Dziś ostatni dzień mistrzostw. Dla mnie najbardziej ekscytujący. Uważam, że oglądanie slalomu dostarcza znacznie więcej emocji niż konkurencji szybkościowych. Dodatkowo trasa w Garmisch (a może Partenkirchen – to ważne, gdyż między tymi dwoma dzielnicami trwa zacięta rywalizacja we wszystkim) jest tak usytuowana, że z mety widać prawie wszystko. Kto nie załapie się na najciekawsze momenty „live”, może obejrzeć powtórkę na jednym z dwóch ogromnych telebimów. Ciekawe, że większość zgromadzonych na mecie ludzi „robiących media” ma kompletnie w przysłowiowym „gdzieś” sportowy wymiar imprezy. Oni czekają wyłącznie na sensację. Może ktoś złamie nogę, albo się rozpłacze?

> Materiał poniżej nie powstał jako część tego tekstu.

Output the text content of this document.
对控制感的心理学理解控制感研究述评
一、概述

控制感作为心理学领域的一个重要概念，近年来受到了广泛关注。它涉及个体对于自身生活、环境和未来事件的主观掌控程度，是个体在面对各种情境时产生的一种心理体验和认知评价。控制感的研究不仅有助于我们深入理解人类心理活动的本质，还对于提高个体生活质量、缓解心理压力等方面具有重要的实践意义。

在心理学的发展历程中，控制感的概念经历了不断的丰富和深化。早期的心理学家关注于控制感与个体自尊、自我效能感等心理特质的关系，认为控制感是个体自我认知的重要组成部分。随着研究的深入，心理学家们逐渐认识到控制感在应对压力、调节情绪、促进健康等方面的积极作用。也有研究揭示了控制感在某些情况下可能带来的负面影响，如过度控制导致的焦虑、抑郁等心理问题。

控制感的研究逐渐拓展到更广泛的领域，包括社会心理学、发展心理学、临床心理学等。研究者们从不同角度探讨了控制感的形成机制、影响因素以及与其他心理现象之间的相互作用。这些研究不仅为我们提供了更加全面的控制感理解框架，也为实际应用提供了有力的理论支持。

Najbardziej denerwująca jest algierska gwiazda francuskiego Eurosportu. Facet z największą na świecie czapą z futra lisa na głowie (zasłania wszystkim widok) i metrowymi, czarnymi dredami. Jest tam wyłącznie po to, żeby się lansować i chyba jeszcze nigdy nie spojrzał na stok. Gość nie może zrozumieć, że jedynie kolor jego skóry w naszym politycznie poprawnym, kretyńskim świecie sprawił, że jest gwiazdą programu narciarskiego. Pełna żenada.

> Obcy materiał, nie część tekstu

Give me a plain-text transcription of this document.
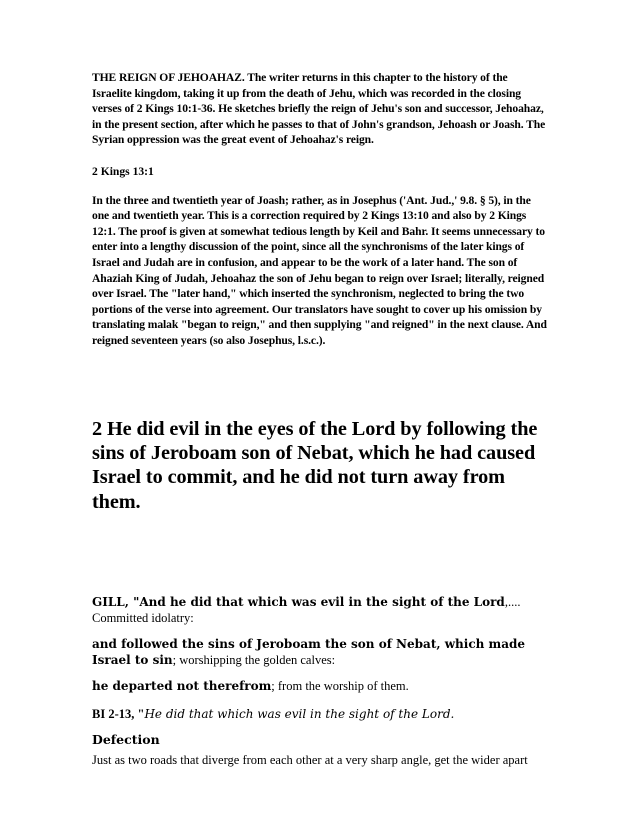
THE REIGN OF JEHOAHAZ. The writer returns in this chapter to the history of the Israelite kingdom, taking it up from the death of Jehu, which was recorded in the closing verses of 2 Kings 10:1-36. He sketches briefly the reign of Jehu's son and successor, Jehoahaz, in the present section, after which he passes to that of John's grandson, Jehoash or Joash. The Syrian oppression was the great event of Jehoahaz's reign.

2 Kings 13:1

In the three and twentieth year of Joash; rather, as in Josephus ('Ant. Jud.,' 9.8. § 5), in the one and twentieth year. This is a correction required by 2 Kings 13:10 and also by 2 Kings 12:1. The proof is given at somewhat tedious length by Keil and Bahr. It seems unnecessary to enter into a lengthy discussion of the point, since all the synchronisms of the later kings of Israel and Judah are in confusion, and appear to be the work of a later hand. The son of Ahaziah King of Judah, Jehoahaz the son of Jehu began to reign over Israel; literally, reigned over Israel. The "later hand," which inserted the synchronism, neglected to bring the two portions of the verse into agreement. Our translators have sought to cover up his omission by translating malak "began to reign," and then supplying "and reigned" in the next clause. And reigned seventeen years (so also Josephus, l.s.c.).

2 He did evil in the eyes of the Lord by following the sins of Jeroboam son of Nebat, which he had caused Israel to commit, and he did not turn away from them.

GILL, "And he did that which was evil in the sight of the Lord,.... Committed idolatry:

and followed the sins of Jeroboam the son of Nebat, which made Israel to sin; worshipping the golden calves:

he departed not therefrom; from the worship of them.

BI 2-13, "He did that which was evil in the sight of the Lord.

Defection

Just as two roads that diverge from each other at a very sharp angle, get the wider apart
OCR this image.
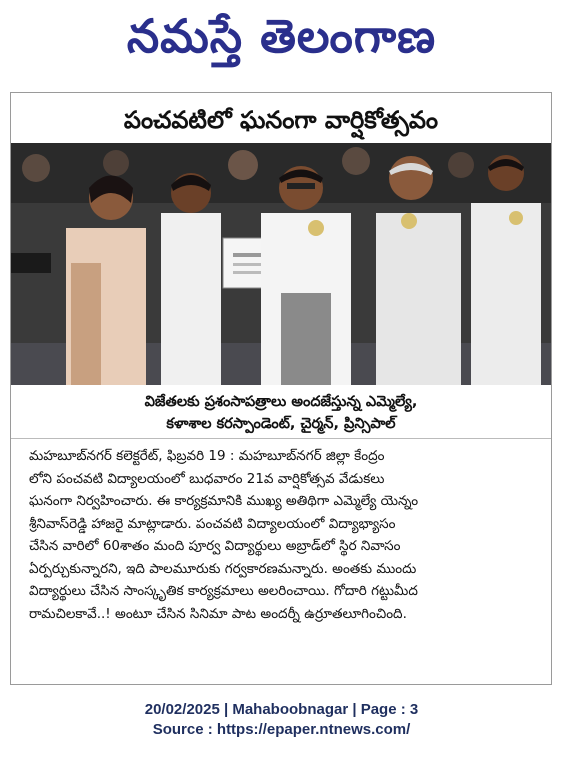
నమస్తే తెలంగాణ
పంచవటిలో ఘనంగా వార్షికోత్సవం
విజేతలకు ప్రశంసాపత్రాలు అందజేస్తున్న ఎమ్మెల్యే,
కళాశాల కరస్పాండెంట్, చైర్మన్, ప్రిన్సిపాల్
మహబూబ్‌నగర్ కలెక్టరేట్, ఫిబ్రవరి 19 : మహబూబ్‌నగర్ జిల్లా కేంద్రం
లోని పంచవటి విద్యాలయంలో బుధవారం 21వ వార్షికోత్సవ వేడుకలు
ఘనంగా నిర్వహించారు. ఈ కార్యక్రమానికి ముఖ్య అతిథిగా ఎమ్మెల్యే యెన్నం
శ్రీనివాస్‌రెడ్డి హాజరై మాట్లాడారు. పంచవటి విద్యాలయంలో విద్యాభ్యాసం
చేసిన వారిలో 60శాతం మంది పూర్వ విద్యార్థులు అబ్రాడ్‌లో స్థిర నివాసం
ఏర్పర్చుకున్నారని, ఇది పాలమూరుకు గర్వకారణమన్నారు. అంతకు ముందు
విద్యార్థులు చేసిన సాంస్కృతిక కార్యక్రమాలు అలరించాయి. గోదారి గట్టుమీద
రామచిలకావే..! అంటూ చేసిన సినిమా పాట అందర్నీ ఉర్రూతలూగించింది.
20/02/2025 | Mahaboobnagar | Page : 3
Source : https://epaper.ntnews.com/
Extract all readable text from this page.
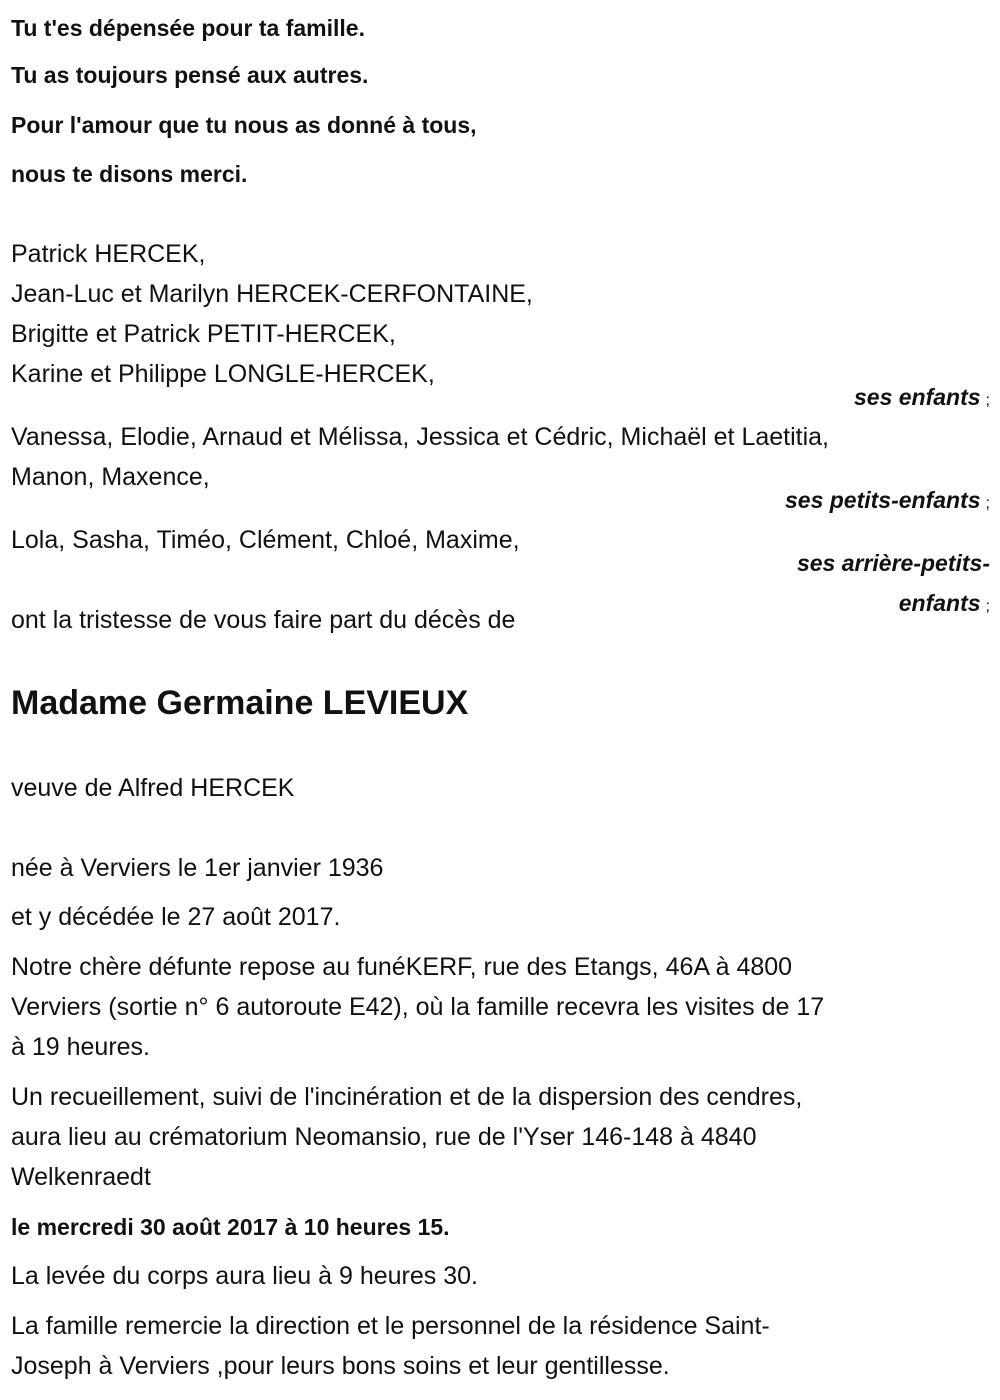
Tu t'es dépensée pour ta famille.
Tu as toujours pensé aux autres.
Pour l'amour que tu nous as donné à tous,
nous te disons merci.
Patrick HERCEK,
Jean-Luc et Marilyn HERCEK-CERFONTAINE,
Brigitte et Patrick PETIT-HERCEK,
Karine et Philippe LONGLE-HERCEK,
ses enfants ;
Vanessa, Elodie, Arnaud et Mélissa, Jessica et Cédric, Michaël et Laetitia,
Manon, Maxence,
ses petits-enfants ;
Lola, Sasha, Timéo, Clément, Chloé, Maxime,
ses arrière-petits-
enfants ;
ont la tristesse de vous faire part du décès de
Madame Germaine LEVIEUX
veuve de Alfred HERCEK
née à Verviers le 1er janvier 1936
et y décédée le 27 août 2017.
Notre chère défunte repose au funéKERF, rue des Etangs, 46A à 4800
Verviers (sortie n° 6 autoroute E42), où la famille recevra les visites de 17
à 19 heures.
Un recueillement, suivi de l'incinération et de la dispersion des cendres,
aura lieu au crématorium Neomansio, rue de l'Yser 146-148 à 4840
Welkenraedt
le mercredi 30 août 2017 à 10 heures 15.
La levée du corps aura lieu à 9 heures 30.
La famille remercie la direction et le personnel de la résidence Saint-
Joseph à Verviers ,pour leurs bons soins et leur gentillesse.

Pretendentów do tytułu jest tak wielu, ze trudno wskazać tego jednego, jedynego. Dla mnie najbardziej prawdopodobne jest zwycięstwo Jean Baptiste Grange’a, choć bardzo bym chciał, żeby w trójce zmieścił się Pranger i któryś ze Szwedów. Zobaczymy.
Na marginesie:
Nową Lange Girl 2011 tutaj w Garmisch wybrana została Dominique Gisin ze Szwajcarii. Wygląda olśniewająco i na nartach też sobie radzi. Szwajcarka o dosłownie mały włos zaprzepaściła złoto w super gigancie omijając bez powodu przedostatnią bramkę. W sesji dla Lange wygląda za to bosko.